Data migration was lighter but effective.
No clinical minimum datasets were migrated, which shortened the transition. Some teams worked their way through their caseloads after go live to enter comprehensive updates. This caused no noticeable issues in IPU or with medics and avoided complexity.
Champions evolved naturally.
Formal champion roles were mixed in effectiveness due to availability. In practice, peer-to-peer support during Go Live created natural champions, which boosted confidence and skills in teams.
Training design could be changed where budget allows
Sessions were team-focused but not always role-specific. Additional Role-tailored training would improve efficiency and relevance.

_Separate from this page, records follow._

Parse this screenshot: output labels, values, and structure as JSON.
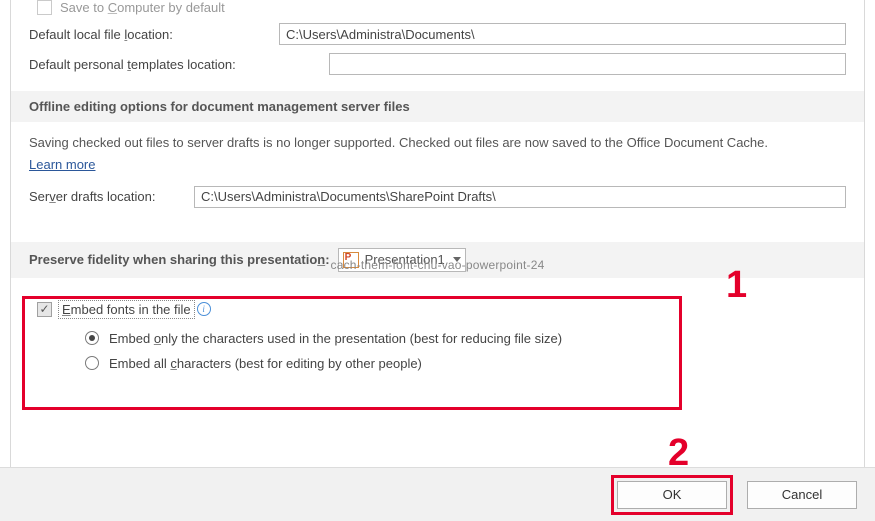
{
  "save": {
    "save_default_label_pre": "Save to ",
    "save_default_label_u": "C",
    "save_default_label_post": "omputer by default",
    "local_label_pre": "Default local file ",
    "local_label_u": "l",
    "local_label_post": "ocation:",
    "local_value": "C:\\Users\\Administra\\Documents\\",
    "templates_label_pre": "Default personal ",
    "templates_label_u": "t",
    "templates_label_post": "emplates location:",
    "templates_value": ""
  },
  "offline": {
    "header": "Offline editing options for document management server files",
    "body": "Saving checked out files to server drafts is no longer supported. Checked out files are now saved to the Office Document Cache.",
    "learn_more": "Learn more",
    "drafts_label_pre": "Ser",
    "drafts_label_u": "v",
    "drafts_label_post": "er drafts location:",
    "drafts_value": "C:\\Users\\Administra\\Documents\\SharePoint Drafts\\"
  },
  "preserve": {
    "header_pre": "Preserve fidelity when sharing this presentatio",
    "header_u": "n",
    "header_post": ":",
    "dropdown_value": "Presentation1"
  },
  "embed": {
    "checkbox_label_pre": "",
    "checkbox_label_u": "E",
    "checkbox_label_post": "mbed fonts in the file",
    "opt1_pre": "Embed ",
    "opt1_u": "o",
    "opt1_post": "nly the characters used in the presentation (best for reducing file size)",
    "opt2_pre": "Embed all ",
    "opt2_u": "c",
    "opt2_post": "haracters (best for editing by other people)"
  },
  "footer": {
    "ok": "OK",
    "cancel": "Cancel"
  },
  "watermark": "cach-them-font-chu-vao-powerpoint-24",
  "markers": {
    "one": "1",
    "two": "2"
  },
  "colors": {
    "accent_red": "#e4002b",
    "link": "#2b579a"
  }
}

Positive culture of responsiveness.
Clinical teams adapted quickly and supported one another, while the OPSO team responded flexibly to feedback, delivering improvements such as the smart Emergency Care Plan.
Testimonial
“The introduction of priority information and holistic noting within SystmOne has transformed how we deliver care at Katharine House Hospice. Our teams can now access and record patient information in a clear, consistent way, which not only enhances safety but also ensures we capture the full picture of each person’s needs and preferences. This has made a tangible difference in enabling us to provide truly person-centred care.
I’ve been through several system implementations during my career, and this was by far the smoothest. The support and clarity provided throughout the process meant our staff felt confident from day one, which has translated into improved quality of care and efficiency for our patients and their families.”